Growth and stress
Given the small size of their lunar regolith samples, the researchers constructed a system in which small sample wells were filled with 900 milligrams of soil and fed water from underneath. For plants, the researchers chose Arabidopsis, a small flowering plant related to mustard that has been used in biology research. Using a well-understood plant allowed the researchers to track which genes were active in different materials.
About a week after seeds were placed in the soil, things sprouted as normal, so the differences in the soil weren’t significant enough to interfere with this process. Several days after, the researchers removed all but one of the plants from each sample well, giving them a look at the developing roots, which were stunted compared to those of seedlings grown in JSC-1A.
On average, growth on all lunar soils was slower and more erratic than growth in JSC-1A. The plants took longer to unfold leaves, they spread to a smaller diameter, they didn’t grow as tall, and they had altered pigmentation. But these phenotypes were variable; some plants grown in lunar soil were clearly defective, while others looked normal, albeit a bit smaller. Problems generally correlated with the age of the regolith, with plants in the Apollo 17 sample (the youngest) doing the best.

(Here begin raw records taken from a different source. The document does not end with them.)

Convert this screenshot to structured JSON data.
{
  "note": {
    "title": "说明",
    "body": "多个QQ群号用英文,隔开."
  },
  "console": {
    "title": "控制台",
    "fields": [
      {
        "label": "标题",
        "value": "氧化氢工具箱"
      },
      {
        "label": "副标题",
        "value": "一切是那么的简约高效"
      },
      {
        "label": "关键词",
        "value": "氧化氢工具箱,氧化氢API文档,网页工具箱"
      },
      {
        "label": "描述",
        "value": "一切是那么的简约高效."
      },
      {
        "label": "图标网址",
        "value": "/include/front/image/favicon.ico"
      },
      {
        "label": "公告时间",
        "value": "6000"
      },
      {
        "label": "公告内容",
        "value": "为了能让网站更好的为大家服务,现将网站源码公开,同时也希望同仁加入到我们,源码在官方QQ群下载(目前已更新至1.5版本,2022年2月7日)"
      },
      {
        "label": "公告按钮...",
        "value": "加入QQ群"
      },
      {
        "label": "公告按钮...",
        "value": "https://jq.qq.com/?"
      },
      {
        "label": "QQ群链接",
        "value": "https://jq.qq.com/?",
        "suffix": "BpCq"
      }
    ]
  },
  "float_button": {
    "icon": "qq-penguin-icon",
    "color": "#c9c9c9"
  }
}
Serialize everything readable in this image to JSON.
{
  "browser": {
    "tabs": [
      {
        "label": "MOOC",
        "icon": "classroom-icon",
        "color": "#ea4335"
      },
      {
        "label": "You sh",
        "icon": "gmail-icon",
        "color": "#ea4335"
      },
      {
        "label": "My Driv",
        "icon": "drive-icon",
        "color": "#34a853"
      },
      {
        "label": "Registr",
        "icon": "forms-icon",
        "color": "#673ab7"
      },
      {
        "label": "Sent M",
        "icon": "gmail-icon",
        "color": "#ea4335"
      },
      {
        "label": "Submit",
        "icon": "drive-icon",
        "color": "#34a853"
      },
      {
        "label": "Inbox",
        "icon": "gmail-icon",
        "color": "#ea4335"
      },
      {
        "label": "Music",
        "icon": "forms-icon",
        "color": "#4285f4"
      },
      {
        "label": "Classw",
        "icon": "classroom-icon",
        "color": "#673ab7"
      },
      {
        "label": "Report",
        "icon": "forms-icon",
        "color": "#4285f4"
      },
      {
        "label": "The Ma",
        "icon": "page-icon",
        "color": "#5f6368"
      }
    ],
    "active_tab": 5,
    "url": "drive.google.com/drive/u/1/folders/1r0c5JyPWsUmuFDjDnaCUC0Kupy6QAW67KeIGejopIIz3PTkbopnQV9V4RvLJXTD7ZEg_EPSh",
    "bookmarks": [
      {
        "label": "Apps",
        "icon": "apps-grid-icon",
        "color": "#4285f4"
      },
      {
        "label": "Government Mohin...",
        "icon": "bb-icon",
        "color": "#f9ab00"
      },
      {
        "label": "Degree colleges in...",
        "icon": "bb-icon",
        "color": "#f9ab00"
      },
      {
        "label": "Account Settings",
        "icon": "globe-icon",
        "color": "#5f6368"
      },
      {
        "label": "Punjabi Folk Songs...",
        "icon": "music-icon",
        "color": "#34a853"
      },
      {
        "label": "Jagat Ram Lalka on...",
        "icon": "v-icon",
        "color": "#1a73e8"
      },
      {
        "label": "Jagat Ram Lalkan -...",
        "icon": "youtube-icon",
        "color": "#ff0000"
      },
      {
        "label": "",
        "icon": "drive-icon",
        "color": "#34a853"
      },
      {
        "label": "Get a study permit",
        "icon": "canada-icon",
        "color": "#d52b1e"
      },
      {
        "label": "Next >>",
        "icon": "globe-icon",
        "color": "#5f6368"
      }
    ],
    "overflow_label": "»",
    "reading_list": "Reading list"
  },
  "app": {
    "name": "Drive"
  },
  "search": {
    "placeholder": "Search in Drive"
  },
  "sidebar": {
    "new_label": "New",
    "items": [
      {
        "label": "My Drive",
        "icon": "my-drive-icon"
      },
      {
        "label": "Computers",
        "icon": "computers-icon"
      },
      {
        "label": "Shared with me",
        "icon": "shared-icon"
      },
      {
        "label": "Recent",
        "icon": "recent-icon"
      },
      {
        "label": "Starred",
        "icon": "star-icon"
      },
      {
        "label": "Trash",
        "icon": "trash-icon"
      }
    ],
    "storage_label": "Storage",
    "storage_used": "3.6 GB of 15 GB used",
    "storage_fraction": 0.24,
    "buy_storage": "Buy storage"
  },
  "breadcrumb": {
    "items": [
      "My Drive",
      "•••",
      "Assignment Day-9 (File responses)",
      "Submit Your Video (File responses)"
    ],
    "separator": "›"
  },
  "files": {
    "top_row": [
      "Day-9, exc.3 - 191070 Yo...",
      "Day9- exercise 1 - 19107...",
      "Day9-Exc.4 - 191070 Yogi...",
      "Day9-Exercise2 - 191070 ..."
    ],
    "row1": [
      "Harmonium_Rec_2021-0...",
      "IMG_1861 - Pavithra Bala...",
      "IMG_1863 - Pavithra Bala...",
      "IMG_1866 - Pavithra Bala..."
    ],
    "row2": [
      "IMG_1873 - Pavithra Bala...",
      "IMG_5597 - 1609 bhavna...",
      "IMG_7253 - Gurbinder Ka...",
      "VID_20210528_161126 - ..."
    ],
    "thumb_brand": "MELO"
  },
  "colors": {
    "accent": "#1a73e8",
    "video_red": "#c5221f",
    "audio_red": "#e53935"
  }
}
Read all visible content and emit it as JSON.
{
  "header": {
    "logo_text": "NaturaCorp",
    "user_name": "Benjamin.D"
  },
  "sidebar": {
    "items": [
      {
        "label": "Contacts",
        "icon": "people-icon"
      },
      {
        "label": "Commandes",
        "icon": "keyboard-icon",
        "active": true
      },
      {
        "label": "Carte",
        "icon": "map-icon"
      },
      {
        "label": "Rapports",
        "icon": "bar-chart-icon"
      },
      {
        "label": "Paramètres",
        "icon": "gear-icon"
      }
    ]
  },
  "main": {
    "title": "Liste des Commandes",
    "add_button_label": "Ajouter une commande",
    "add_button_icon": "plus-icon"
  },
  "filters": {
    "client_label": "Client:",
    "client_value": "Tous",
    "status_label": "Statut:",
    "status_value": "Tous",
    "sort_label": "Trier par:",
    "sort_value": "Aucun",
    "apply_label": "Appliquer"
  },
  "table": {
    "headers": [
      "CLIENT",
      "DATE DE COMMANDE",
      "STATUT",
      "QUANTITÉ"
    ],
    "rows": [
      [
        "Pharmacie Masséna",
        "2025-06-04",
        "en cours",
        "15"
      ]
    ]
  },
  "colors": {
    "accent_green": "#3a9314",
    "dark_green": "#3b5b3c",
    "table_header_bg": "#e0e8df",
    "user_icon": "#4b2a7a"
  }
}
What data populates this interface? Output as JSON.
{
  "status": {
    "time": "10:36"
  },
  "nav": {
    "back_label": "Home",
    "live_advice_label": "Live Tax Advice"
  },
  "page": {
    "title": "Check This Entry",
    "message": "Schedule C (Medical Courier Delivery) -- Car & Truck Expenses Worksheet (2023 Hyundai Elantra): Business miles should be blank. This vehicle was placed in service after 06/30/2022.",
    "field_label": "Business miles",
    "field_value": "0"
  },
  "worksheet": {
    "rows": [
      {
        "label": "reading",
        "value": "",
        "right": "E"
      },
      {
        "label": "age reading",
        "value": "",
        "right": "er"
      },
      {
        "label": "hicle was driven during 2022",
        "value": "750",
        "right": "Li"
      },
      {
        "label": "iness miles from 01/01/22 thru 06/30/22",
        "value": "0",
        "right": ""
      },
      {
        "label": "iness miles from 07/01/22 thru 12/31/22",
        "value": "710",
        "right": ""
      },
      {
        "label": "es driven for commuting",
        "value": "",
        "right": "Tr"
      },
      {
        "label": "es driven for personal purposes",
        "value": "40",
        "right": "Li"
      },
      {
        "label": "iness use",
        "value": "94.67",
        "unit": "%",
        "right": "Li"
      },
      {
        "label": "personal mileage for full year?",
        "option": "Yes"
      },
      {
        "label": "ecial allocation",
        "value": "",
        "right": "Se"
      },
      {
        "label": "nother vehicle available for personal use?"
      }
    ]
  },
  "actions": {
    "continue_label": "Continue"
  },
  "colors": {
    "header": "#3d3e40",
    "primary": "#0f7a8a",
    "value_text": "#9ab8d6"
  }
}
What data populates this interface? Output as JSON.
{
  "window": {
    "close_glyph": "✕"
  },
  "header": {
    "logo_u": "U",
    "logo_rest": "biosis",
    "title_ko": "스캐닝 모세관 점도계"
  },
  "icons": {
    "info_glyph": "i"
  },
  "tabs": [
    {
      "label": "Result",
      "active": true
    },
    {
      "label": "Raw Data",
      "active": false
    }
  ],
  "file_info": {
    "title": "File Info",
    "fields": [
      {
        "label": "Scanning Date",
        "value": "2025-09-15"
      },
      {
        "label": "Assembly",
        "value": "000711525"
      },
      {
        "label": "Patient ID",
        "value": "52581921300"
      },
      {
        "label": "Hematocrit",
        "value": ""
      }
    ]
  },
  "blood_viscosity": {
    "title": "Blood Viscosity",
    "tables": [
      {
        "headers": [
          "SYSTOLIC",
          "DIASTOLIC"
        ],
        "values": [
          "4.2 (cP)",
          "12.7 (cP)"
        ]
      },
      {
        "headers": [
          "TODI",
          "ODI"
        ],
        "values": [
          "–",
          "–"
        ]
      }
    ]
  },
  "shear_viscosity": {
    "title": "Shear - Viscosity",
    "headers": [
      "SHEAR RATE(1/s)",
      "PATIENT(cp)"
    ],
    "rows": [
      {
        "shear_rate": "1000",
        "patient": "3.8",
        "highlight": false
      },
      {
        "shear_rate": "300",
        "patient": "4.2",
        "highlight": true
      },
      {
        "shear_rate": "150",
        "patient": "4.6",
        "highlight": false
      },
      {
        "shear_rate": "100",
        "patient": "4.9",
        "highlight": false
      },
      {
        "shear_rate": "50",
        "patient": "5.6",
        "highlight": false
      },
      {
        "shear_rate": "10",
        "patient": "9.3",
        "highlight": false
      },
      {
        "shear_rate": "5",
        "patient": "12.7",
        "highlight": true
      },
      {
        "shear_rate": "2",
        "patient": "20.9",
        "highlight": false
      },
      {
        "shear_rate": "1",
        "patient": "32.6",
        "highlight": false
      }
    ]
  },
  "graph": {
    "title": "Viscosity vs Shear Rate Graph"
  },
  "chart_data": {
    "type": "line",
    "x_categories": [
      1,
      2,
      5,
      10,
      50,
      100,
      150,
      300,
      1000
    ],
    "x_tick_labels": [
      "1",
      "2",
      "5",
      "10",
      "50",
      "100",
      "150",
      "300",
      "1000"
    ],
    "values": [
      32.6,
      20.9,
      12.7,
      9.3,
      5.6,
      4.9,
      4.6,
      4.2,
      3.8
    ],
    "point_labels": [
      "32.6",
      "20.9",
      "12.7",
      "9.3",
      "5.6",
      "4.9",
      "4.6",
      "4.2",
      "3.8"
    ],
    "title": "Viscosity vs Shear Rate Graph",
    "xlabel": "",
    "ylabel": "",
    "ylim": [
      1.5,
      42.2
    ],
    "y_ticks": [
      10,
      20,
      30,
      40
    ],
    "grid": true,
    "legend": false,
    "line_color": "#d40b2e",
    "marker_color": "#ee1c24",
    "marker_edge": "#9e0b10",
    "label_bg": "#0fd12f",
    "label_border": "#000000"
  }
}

The researchers found that the plants grown in lunar soil activated many of the genes involved with stress responses, including those involved with phosphate starvation, metal toxicity, and reactive oxygen problems (the last potentially due to the differences in iron between the soils). The genes accounted for over 70 percent of the genes that were activated compared to plants grown in JSC-1A. The rest were mostly involved with nutrient metabolism.
The researchers also divided the plants into three categories: defective, small, and near-normal. The latter two groups had only 100–150 altered genes compared to the JSC-1A controls, with most of the genes involved in responses to drought and salt stress. But the dwarfs saw over 1,000 genes with different activity levels.
What this tells us
There are a couple of ways to look at these results. The first is that the study represented a serious stress test. While the samples were watered using a nutrient solution, they were dumped into lunar regolith as-is—no mixing with organic material and no microbial growth that could sequester some of the metallic toxins before the plants encountered them. So the experimental setup made things harder than they needed to be.
On the flip side, everything that might better prepare the lunar soil for plant growth would take time and mass, two things that can be in very short supply on space missions. Viewed from that angle, the decision to use lunar soil doesn’t save as much mass as it might, undercutting one of its advantages.
The work suggests that a few chemical treatments might help leach away some of the heavy metals and convert the iron into an oxidation state more similar to that seen in typical Earth soils. But it’s clear that while some plants can tolerate the harsh conditions produced by lunar regolith, they’re not happy about it. That means we probably can’t expect to use this system to grow anything edible, given that plants seem to struggle to grow at all.
The most promising possibility is to use this information as a springboard to study in more detail what is causing the plants to struggle and then start engineering and selecting for strains that can tolerate the regolith better. But if the study tells us nothing else, it’s that we don’t have a very good analog for lunar soil, and we certainly don’t have enough regolith samples to make these sorts of experiments possible. Working on materials that could enable these kinds of studies is the most pressing need going forward.